Addio alle startup
Ci eravamo detti che non saremmo tornati alla normalità, perché la normalità era il problema.
La mia normalità era molto confortevole: lavorare qualche ora al giorno in un ambiente rilassato e sano, prendermi un lauto stipendio a fine mese, non produrre assolutamente niente di utile per nessuno e utilizzare questi soldi e questo tempo extra per finanziare le mie attività e organizzazioni politiche, culturali e sindacali, oltre a supportare quelle altrui.
Bello, ma dopo 7 anni di startup, anche basta: non penso di aver mai prodotto nulla che abbia effettivamente risolto un problema per qualcuno. E non intendo che quello che producevo serviva solo a generare profitto e nient'altro, intendo proprio che finiva buttato nel cesso perché il progetto falliva, l'azienda falliva, il settore intero falliva, i dati si scopriva che facevano schifo.
Il modello startup probabilmente reggerà ancora un po': un circo colorato di promesse non mantenute e fondi sifonati per costruire giocattoli inutili quando va bene, mastodonti pericolosi per la collettività e per l'economia quando va male. Ho 32 anni e penso di voler combinare qualcosa di meglio col mio tempo e lasciare questi passatempi ad altri.

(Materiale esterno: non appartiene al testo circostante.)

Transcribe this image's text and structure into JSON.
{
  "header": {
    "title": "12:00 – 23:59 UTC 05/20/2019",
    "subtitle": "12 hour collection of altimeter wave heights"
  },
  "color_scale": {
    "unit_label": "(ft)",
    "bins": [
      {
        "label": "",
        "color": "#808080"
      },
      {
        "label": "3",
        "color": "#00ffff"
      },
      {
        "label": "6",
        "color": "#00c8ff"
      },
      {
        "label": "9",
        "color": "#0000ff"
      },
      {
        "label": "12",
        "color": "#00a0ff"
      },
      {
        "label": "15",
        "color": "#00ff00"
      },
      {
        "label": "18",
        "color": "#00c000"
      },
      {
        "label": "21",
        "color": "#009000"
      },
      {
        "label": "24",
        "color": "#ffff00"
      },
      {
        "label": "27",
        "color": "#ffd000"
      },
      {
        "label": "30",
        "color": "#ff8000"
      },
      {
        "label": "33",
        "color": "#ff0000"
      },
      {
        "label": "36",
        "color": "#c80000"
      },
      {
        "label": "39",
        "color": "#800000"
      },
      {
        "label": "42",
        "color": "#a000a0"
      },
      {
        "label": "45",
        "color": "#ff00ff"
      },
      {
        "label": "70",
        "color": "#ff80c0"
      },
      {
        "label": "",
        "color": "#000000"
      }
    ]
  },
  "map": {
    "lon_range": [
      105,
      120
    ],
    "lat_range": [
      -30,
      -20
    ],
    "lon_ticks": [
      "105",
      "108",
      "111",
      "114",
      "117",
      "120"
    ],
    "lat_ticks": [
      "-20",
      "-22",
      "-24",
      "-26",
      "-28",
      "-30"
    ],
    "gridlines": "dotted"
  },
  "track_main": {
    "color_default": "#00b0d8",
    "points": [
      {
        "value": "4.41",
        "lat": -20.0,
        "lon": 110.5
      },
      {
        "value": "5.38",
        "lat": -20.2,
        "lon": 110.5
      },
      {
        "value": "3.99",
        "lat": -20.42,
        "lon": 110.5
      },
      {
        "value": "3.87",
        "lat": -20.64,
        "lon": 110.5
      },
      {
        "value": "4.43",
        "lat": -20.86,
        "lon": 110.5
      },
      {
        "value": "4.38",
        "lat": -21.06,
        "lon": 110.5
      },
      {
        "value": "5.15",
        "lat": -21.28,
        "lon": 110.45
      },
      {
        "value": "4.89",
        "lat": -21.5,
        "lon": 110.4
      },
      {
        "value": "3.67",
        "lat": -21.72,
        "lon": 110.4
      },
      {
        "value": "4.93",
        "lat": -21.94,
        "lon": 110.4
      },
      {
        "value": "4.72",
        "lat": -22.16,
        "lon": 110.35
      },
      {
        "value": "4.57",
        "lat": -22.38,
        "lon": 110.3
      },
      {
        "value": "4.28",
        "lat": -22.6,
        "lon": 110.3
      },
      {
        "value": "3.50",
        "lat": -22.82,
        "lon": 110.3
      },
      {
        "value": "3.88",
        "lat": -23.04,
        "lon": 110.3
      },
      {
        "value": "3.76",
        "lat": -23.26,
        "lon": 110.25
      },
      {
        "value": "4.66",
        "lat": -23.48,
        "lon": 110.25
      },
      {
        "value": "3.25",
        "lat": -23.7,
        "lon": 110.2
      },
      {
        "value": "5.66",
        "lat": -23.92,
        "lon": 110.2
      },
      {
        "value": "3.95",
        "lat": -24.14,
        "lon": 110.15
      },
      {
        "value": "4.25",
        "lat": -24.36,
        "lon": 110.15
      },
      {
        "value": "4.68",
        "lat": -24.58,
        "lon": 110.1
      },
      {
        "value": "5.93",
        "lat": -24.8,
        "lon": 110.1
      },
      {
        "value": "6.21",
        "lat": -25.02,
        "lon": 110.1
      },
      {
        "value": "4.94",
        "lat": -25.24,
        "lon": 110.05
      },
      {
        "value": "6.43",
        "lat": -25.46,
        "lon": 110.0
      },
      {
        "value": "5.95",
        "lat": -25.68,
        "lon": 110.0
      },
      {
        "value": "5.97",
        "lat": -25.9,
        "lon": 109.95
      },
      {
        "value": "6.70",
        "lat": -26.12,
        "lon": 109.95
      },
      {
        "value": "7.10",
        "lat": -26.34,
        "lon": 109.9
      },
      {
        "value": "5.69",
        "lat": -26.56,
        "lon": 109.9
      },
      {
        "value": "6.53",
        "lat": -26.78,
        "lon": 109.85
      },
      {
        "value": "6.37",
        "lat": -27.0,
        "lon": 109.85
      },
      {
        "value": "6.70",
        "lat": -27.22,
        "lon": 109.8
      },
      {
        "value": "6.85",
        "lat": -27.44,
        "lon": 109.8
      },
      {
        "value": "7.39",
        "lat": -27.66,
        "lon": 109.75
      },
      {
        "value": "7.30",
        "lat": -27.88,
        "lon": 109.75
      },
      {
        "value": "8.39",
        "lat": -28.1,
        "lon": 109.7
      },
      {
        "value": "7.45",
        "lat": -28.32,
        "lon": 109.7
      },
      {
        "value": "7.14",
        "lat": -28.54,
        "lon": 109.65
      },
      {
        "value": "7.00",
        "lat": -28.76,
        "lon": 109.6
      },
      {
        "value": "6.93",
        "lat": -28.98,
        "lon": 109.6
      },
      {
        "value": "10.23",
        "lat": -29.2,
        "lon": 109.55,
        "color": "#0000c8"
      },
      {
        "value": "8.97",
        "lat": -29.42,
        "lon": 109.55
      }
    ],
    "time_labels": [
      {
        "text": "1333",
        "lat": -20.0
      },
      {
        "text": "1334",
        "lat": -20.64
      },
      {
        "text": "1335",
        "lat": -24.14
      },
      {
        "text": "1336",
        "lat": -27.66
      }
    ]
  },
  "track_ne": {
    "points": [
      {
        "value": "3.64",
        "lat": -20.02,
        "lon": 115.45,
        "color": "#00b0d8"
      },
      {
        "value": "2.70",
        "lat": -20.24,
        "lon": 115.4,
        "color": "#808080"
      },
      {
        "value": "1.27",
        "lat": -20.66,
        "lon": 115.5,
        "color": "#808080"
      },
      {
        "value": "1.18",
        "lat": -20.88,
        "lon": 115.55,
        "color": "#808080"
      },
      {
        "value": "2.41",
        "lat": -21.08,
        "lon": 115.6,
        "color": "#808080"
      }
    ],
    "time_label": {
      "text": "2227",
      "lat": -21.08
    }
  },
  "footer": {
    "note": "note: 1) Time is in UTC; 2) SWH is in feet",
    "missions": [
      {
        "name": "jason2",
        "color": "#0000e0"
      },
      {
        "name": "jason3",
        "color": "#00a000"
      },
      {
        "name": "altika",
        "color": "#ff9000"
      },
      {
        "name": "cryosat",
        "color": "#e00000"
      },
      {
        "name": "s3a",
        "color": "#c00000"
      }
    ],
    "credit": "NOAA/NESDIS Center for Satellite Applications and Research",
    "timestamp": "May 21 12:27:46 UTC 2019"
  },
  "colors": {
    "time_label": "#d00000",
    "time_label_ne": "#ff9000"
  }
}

Per questo motivo sono dimissionario e ho in piano, da Gennaio, di fondare una cooperativa in Italia. O meglio, un acceleratore di cooperative. Perché il modello startup ha prodotto tante metodologie utili e ha esplorato un modo di costruire organizzazioni e reti di organizzazioni in maniera rapida e incisiva. Il suo problema è sempre stato il capitale alle spalle e i modelli di finanziamento che privilegiavano idee stupide, modelli di business malsani e mercati improbabili.
Da qui l'idea (non mia) di tradurre alcune di queste pratiche e metterle al servizio prima del settore cooperativo e poi della alt-economy emergente in questi anni. I modelli cooperativi si sono dimostrati più resistenti alle crisi economiche e con l'apocalisse in cui stiamo vivendo, la normalità non può più includere gli inefficienti e vetusti modelli competitivi. Out-cooperate the competition.
Il tempo di costruire organizzazioni solide per prepararci alle enormi sfide economiche e sociali davanti a noi era ieri, però io arrivo tardi e quindi lo posso fare solo oggi.
Ho deciso quindi di fare la scelta radicale di abbandonare la mia normalità ben pagata, il mio interesse personale ed economico e fondamentalmente la mia carriera da programmatore per iniziare a fare qualcosa per la collettività. Siccome ho il pancino troppo delicato per fare la lotta armata, l'opzione che mi è rimasta è andare a fare il CTO con Damiano Avellino e Micol Salomone e fondare una cooperativa che ancora non ha un nome.
300 anni di ideologia liberale ci hanno convinto che le persone siano guidate dall'interesse egoistico quando agiscono in società: questa scelta per me rappresenta il liberarmi, anche nel mondo del lavoro, da questo imperativo artificiale. Non è nel mio interesse farlo, non è la mia passione e sperabilmente contribuirà a costruire un mondo in cui io e quelli come me saranno meno privilegiati di quanto sono ora. Questa scelta deriva esclusivamente dal senso di responsabilità e dalla vergogna del giudizio di chi verrà dopo di me, che si guarderà indietro e si chiederà cosa faceva Simone mentre il mondo prendeva fuoco. La mia risposta sarà questa. Vi auguro di trovare la vostra al più presto.
Ringrazio i miei cattivi maestri: Alessandro Tartaglia, Rodrigo Nunes, Andrea Dotta, Yonatan Miller, David Graeber, Walter Vannini, Polly Yim, Giulio Quarta.